Dr Chiara Pirillo, CRUK Beatson Institute

Immunofluorescent Ce3D multiplex volume image of precise-cut mouse lung section post influenza-A infection. The “scream” is a big bronchia in the middle of the section surrounded by MHCII (magenta), CD4 T cells ( green and pail blue), B cells (Red), macrophages ( dark orange) and CD11c (pale orange)cells. Imagine was taken using Zeiss LS880 on lambda mode, each fluorochrome separated by using spectra unmixing and video created using imaris

4. Human Defense vs Cancer Cells, who wins?
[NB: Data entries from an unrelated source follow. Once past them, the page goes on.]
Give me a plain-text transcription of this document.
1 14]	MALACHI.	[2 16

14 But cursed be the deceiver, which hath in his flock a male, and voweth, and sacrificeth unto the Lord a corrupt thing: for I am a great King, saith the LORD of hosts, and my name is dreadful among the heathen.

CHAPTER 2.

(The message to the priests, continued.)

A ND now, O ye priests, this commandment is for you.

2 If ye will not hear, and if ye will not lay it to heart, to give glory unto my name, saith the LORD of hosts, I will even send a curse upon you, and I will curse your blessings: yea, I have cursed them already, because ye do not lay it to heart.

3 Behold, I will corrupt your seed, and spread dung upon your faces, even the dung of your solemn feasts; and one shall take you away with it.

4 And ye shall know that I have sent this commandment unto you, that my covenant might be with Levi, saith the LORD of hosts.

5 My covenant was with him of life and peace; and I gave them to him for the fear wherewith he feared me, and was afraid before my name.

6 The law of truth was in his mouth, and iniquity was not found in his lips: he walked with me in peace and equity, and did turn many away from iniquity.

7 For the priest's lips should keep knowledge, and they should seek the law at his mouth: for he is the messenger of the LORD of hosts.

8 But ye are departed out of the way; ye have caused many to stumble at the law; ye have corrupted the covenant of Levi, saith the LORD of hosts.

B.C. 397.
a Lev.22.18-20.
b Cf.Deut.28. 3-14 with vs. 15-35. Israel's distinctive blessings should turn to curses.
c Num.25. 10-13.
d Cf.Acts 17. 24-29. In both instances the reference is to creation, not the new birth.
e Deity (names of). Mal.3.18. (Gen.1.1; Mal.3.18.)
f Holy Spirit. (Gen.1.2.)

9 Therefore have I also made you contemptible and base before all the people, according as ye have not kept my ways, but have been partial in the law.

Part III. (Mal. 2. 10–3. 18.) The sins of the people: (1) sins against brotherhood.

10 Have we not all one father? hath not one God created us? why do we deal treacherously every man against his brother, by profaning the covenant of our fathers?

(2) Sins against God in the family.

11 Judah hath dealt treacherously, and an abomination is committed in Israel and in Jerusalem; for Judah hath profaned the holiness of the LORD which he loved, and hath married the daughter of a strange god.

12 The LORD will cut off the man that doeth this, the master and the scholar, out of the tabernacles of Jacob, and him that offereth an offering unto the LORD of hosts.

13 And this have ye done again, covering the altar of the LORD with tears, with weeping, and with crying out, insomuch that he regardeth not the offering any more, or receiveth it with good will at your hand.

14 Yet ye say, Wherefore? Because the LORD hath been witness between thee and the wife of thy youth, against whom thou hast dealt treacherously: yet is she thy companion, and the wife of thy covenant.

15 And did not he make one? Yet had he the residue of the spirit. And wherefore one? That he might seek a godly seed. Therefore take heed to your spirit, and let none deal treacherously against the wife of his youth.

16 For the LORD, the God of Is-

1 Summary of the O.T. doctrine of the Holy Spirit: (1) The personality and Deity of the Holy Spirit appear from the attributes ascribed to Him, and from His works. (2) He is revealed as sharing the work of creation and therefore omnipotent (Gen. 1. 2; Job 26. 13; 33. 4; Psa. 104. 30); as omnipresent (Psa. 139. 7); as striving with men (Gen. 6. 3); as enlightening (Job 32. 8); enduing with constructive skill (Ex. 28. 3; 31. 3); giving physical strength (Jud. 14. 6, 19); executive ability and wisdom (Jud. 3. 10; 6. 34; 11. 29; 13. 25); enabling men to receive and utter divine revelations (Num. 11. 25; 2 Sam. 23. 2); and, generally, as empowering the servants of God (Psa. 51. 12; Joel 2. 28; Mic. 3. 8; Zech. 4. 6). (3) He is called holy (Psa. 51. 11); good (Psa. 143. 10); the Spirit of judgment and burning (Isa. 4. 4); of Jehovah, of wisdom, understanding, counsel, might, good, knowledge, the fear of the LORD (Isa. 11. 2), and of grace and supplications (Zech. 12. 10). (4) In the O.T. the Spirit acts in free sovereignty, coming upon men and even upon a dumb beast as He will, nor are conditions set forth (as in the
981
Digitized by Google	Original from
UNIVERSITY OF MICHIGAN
Dr Beatriz Diaz Bello, INSERM

The movie shows dozens of primary natural killer (NK) cells from a human blood sample swarming around the breast cancer cells (MCF7) , attaching, and effectively destroying them. With the presence of antibodies that increase the killing efficiency of the NK cells, we witness the remarkable process of cellular warfare. From the initial stages of attack to the ultimate victory of the NK cells, the movie captures the dramatic destruction of the cancerous cells in a visually captivating and scientifically informative way, making it a must see film for anyone interested in the power of the human body to fight off disease. This approach get us an step forward in the development of the immunotherapy strategies. This timelapse is a composite between brightfield imaging (gray) and two-channel epifluorescence (red and blue). The Propidium Iodine dye shows the nuclei of the dead cells in red and the Hoechst 33342 dye the nuclei of the living cells in blue. The objective used is a Zeiss plan-apochromat 20x/0.8. The pixel size is 0.3112 micrometers. Both cell types are maintained alive and active for hours and observed live with a simple epifluorescence microscope.

5. Xmas Light Show

Dr Xun Zhang, University of Strathclyde

Intracellular Ca2+ of Intact smooth muscle cells is visualized by a Ca2+ indicator Cal-520. Global Ca2+ waves across the tissue is triggered by phenylephrine that evokes Ca2+ release from cells’ internal store. Pseudo colours represent Ca2+ signals propagate within and across cells. Red colour represents the Ca2+ signals accurred 2 sec after green. Video play speed: 500 fps. Scale bar: 25µM. Rig: Andor iXon888 EMCCD camera; Nikon FN-1 microscope; 60× water dipping lens; CoolLED pE-4000 light source.

6. The Dicty Rainbow

Dr Peggy Paschke, CRUK Beatson Institute

Dictyostelium cells were starved for 4h and allowed to crawl under a thin layer of agarose. The cells are in this stage of their life cycle responsive to the chemoattactant cAMP that was mixed in the agarose to promote migration under the agarose layer. The cells are making a self-generated gradient by breaking down the cAMP in the agarose. This results in the formation of a destinct wave of migrating cells (thin band of cells). The movie shows six different time points displayed in six different colors (LUTs). The movie was recorded on a Zeiss 880 Airyscan confocal microscope with a 10x air objective. The cells are expressing the fluorescent Flamindo2 reporter.

7. Dancing in the Dark

Dr Simona Buracco, CRUK Beatson Institute

Dictyostelium discoideum cells expressing LifeAct-GFP or mCherry-WASP and migrating under agarose following a folate gradient. Cells were imaged using the LSM880 with Airyscan.

8. Cells Forming Shapes

Dr Jamie Whitelaw, University of the West of Scotland/CRUK Beatson Institute

HT1080 cells seeded and spreading onto Primo printed shapes. The images were acquired on a Nikon TE 2000 Timelapse microscope at the Beatson BAIR facility. Images were taken every 10 minutes over 18 hours at 10X magnification. Playback speed 7 fps.